The intensely populist undercurrent of the GameStop event has not been lost on Mitch McConnell’s former chief of staff Josh Holmes, who has watched the GOP wrenched from the establishment under Trump.
“This is a social and economic moment in our society.”
“This is a social and economic moment in our society”, Holmes told CNBC Thursday. “There are a few times when you can definitely point to a moment and say society has changed, and this is one of them.”
The financial and cultural implications of this anti-elitist sentiment extend far beyond Wall Street, and foreshadow an increasingly populist political environment.
Confidence in the economy overall took a nosedive in January according to Gallup and was largely driven by cratering Republican trust. Gallup’s Economic Confidence Index saw a five-point decline to -21 in January, putting it at a level not seen since June of 2020 when covid-19 lockdowns forced millions from the workforce.
Among Republicans, economic confidence has been sliding downward since the election. It dropped down to +44 in November, then hit +29 in December and now sits at -2, putting it in the negative for the first time since 2016 according to Gallup.
A Gallup poll taken just after Biden took office, and days after the insurrection at the U.S. Capitol, shows the percentage of Americans citing government and politicians as the main issue facing the country rose steeply to 29%, up from 20% a month earlier.
The same survey found Americans stating national discord is the number one issue facing the country more than doubled, from 5% in December to 12% in late January.
As Market Research Foundation pointed out last week, 32% of voters nationwide say Biden did not win the election legitimately, and among those who dispute Biden’s win, 73% say there is solid evidence to support this view.
What is more, 40% of Americans say they have little to no trust in the integrity of the election process, and over a third of Americans hold that Trump is still the rightful winner of the 2020 election, with close to 75% of Republicans maintaining this view.
The Crisis of Legitimacy Market Research Foundation warned of last week is only accelerating, and bleeding into institutions beyond the government.
As economic disparities increase and globalism destroys local economies and national sovereignty, expect to see populism on the rise, and a convergence of populist attitudes on both the left and the right.
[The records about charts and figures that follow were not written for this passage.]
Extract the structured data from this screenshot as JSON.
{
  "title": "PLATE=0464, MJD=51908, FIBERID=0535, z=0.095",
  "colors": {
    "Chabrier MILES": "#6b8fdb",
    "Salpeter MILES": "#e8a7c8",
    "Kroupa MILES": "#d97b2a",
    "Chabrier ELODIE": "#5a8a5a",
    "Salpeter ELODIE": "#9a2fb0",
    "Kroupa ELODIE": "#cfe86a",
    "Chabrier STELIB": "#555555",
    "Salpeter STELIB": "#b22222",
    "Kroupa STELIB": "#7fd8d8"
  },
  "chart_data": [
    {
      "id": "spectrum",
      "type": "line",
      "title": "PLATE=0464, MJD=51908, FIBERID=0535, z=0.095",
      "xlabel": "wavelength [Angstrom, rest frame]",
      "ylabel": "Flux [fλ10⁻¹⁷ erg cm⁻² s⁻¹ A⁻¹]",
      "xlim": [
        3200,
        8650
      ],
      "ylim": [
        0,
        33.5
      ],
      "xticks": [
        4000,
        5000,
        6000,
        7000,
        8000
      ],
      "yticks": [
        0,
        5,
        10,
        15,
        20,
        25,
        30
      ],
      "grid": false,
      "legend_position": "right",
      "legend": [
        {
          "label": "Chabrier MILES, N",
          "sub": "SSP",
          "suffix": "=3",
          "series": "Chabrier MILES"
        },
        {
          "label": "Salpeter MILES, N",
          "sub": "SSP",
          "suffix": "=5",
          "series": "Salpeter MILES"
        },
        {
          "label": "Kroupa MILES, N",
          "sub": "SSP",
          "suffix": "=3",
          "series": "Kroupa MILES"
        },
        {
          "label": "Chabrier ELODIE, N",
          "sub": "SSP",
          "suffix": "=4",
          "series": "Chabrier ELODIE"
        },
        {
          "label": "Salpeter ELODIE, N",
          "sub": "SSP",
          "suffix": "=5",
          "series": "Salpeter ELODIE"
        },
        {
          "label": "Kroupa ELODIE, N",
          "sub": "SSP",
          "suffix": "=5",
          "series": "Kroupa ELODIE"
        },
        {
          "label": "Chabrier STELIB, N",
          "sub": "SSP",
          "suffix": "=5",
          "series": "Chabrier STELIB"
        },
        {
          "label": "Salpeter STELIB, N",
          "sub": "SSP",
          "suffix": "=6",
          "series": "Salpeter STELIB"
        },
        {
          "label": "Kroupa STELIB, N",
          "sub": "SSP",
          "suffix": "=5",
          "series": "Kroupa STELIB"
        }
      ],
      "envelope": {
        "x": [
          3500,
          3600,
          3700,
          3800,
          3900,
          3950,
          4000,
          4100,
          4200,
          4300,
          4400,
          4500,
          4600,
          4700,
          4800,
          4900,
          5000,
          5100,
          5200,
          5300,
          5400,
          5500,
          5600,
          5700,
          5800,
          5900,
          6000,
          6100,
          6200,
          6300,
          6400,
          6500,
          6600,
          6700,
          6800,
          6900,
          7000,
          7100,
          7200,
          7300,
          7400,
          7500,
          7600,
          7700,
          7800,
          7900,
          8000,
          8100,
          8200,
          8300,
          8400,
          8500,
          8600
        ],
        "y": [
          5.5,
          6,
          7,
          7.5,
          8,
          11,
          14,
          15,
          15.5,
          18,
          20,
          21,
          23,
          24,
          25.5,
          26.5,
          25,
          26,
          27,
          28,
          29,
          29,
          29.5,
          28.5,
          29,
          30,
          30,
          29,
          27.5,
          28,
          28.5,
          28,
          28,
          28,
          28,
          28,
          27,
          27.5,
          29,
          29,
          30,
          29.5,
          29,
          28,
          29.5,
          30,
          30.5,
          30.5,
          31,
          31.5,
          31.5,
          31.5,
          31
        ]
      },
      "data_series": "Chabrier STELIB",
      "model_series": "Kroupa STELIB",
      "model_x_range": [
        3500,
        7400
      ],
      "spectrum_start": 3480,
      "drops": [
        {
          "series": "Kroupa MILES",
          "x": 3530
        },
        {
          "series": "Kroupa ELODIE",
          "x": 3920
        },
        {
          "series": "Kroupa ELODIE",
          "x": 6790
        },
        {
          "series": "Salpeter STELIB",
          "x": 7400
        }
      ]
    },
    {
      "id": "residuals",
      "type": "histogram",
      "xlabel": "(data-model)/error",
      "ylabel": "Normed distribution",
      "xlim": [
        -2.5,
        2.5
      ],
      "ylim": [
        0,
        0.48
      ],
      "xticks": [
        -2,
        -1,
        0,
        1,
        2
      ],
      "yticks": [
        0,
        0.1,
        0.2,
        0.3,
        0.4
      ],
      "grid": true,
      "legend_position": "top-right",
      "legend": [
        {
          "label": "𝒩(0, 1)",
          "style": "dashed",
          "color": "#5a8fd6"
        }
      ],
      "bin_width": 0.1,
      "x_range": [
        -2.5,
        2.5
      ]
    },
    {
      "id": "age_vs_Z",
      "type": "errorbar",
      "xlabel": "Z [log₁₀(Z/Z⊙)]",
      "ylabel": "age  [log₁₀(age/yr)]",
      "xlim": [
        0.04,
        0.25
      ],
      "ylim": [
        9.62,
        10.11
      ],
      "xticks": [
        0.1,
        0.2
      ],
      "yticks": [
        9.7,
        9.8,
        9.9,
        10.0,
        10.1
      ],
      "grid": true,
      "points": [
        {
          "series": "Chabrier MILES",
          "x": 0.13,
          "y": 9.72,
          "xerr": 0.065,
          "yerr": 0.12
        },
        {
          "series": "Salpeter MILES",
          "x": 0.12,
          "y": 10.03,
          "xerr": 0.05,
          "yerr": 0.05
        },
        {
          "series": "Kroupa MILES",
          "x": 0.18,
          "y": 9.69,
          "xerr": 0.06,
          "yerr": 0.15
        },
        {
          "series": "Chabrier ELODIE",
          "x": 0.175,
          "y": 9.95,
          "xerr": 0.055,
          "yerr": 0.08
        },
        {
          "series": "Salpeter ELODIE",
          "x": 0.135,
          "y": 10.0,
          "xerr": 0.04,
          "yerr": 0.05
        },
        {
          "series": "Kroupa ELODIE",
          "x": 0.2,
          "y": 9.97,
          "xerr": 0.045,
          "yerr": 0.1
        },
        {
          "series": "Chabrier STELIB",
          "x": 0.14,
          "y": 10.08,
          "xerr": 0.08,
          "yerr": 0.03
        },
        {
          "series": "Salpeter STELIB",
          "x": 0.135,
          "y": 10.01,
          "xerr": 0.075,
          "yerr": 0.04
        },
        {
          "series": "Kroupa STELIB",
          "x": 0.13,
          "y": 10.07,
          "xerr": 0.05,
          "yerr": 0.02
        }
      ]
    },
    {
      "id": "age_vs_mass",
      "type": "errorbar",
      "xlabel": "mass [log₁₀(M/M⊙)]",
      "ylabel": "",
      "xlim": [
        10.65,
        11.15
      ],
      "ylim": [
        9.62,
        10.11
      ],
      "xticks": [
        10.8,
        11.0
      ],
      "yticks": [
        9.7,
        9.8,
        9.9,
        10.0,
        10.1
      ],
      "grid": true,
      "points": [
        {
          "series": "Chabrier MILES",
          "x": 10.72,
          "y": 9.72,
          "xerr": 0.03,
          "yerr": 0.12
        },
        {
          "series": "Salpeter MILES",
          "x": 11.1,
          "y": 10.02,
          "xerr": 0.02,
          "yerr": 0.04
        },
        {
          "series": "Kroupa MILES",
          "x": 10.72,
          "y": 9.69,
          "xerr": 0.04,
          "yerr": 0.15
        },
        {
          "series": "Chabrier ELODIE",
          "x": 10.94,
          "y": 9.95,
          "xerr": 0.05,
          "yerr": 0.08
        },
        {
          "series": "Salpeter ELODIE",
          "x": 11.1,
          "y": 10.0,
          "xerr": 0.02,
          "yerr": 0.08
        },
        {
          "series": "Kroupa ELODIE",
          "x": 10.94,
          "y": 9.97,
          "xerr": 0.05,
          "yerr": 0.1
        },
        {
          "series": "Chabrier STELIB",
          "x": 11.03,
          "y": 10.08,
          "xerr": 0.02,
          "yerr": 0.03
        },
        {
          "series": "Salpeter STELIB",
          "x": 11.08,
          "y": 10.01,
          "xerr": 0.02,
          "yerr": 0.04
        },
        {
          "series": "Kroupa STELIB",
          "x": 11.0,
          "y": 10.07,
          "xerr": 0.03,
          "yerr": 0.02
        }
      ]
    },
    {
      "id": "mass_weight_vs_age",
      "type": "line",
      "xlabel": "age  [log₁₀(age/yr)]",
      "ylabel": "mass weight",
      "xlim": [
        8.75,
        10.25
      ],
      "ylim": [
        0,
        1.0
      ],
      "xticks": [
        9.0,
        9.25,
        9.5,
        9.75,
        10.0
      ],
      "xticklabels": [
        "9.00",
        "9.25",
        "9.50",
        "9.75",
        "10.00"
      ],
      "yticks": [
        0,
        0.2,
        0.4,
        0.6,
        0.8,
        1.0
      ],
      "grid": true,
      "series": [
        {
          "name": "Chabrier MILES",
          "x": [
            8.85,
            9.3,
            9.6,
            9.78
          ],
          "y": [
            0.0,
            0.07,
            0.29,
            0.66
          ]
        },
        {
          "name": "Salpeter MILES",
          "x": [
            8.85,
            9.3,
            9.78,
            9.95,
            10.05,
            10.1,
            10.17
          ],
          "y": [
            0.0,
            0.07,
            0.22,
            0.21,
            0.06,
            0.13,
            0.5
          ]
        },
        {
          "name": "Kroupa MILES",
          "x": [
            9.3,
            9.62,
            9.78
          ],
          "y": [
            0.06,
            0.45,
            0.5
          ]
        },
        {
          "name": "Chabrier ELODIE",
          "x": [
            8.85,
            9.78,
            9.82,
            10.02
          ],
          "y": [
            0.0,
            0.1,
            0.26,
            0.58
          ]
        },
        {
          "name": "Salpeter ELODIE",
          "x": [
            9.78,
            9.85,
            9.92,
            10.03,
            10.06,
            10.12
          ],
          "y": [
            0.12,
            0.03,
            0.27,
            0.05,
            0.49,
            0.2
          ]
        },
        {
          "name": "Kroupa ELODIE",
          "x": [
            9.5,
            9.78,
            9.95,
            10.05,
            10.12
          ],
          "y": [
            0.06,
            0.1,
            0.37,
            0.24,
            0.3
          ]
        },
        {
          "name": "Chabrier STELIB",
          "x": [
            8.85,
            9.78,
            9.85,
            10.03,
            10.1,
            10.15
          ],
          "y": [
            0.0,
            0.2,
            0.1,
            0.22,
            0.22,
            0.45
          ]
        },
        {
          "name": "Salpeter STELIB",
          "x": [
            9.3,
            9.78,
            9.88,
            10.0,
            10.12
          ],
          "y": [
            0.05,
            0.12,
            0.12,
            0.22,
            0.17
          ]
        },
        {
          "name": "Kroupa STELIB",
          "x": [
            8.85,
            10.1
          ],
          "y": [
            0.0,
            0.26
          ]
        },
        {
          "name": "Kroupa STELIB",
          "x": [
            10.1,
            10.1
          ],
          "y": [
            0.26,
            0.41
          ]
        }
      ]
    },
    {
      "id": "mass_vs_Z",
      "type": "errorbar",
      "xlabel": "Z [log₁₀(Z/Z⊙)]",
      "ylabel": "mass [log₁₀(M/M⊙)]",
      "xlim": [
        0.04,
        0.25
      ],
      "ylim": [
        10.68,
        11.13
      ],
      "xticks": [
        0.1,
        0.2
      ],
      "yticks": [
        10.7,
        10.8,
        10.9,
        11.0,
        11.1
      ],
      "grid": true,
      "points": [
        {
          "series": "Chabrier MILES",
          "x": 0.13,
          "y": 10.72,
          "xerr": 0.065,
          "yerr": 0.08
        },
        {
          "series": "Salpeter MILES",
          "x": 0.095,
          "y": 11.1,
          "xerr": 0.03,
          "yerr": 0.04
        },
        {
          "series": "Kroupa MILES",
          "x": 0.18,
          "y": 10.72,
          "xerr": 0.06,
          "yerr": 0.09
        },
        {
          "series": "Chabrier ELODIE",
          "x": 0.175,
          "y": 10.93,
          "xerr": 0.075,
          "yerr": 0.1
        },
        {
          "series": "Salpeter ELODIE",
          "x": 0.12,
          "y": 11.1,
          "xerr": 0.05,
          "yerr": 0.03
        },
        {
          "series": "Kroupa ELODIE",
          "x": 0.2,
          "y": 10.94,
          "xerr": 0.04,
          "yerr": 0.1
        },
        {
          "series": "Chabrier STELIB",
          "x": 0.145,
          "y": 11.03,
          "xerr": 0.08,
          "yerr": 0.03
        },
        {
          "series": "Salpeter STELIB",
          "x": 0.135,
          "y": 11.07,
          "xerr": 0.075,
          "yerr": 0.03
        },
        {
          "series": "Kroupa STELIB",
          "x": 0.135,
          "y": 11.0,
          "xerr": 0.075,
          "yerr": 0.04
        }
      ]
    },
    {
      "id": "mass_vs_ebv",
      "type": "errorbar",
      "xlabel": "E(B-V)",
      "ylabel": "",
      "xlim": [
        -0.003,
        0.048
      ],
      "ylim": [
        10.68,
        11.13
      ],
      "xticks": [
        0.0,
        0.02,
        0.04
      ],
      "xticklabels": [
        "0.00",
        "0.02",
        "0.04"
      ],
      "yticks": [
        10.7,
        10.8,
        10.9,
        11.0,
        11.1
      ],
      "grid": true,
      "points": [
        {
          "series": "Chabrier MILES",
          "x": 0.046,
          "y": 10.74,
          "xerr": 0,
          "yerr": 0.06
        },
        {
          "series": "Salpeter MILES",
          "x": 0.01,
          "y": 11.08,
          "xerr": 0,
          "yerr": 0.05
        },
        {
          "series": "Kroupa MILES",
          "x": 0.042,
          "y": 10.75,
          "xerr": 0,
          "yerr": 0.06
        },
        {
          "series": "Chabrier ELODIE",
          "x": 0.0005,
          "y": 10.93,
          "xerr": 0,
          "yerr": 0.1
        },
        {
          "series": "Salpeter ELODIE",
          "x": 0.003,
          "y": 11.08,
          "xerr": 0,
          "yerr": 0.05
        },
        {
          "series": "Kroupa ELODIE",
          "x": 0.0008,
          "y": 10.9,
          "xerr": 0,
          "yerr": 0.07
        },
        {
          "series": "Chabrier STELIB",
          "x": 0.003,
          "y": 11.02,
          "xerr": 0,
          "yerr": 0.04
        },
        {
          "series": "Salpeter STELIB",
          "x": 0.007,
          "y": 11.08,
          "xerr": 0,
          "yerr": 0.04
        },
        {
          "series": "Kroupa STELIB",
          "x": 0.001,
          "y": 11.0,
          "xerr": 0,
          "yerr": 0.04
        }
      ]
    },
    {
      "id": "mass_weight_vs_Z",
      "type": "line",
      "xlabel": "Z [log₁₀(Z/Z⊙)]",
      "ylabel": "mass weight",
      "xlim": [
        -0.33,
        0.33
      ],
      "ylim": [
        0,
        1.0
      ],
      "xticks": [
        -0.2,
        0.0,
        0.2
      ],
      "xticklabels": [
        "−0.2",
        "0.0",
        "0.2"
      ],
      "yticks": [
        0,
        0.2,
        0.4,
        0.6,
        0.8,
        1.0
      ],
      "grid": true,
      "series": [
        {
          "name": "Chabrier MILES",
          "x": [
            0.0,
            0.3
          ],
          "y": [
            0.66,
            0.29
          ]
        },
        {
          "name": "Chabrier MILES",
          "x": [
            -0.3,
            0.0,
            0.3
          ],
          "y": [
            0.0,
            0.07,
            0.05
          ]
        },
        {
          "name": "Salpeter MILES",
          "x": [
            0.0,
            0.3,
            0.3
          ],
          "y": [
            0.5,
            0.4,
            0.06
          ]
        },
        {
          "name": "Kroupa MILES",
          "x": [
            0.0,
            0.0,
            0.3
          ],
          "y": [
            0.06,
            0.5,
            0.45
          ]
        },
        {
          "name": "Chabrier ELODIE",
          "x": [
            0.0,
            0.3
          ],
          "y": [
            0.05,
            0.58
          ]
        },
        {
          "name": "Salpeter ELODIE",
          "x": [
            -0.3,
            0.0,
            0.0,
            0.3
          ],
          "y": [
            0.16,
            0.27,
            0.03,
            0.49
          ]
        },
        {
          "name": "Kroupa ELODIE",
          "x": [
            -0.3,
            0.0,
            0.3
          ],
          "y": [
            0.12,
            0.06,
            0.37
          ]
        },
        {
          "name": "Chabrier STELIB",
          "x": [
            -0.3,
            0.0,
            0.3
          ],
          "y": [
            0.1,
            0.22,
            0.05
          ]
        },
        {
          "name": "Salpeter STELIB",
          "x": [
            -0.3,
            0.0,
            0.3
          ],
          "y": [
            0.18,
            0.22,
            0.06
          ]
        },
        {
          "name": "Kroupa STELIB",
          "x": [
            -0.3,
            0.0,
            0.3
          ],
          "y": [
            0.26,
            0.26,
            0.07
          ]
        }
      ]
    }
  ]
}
This populism may very well take the form of the political left continuing to push for UBI and higher corporate taxes, and the right demanding lower taxes for the middle class, a reduction in foreign spending, fines for offshoring jobs, and an end illegal immigration. We may also see a convergence of priorities on reduced foreign intervention, and rekindled interest in term limits to remove inept politicians.
What is abundantly clear is the 2020’s will be a decade defined by populism, and while former President Trump played a role in the rise of populism with his America First rallying cry, this shift extends far beyond Trump.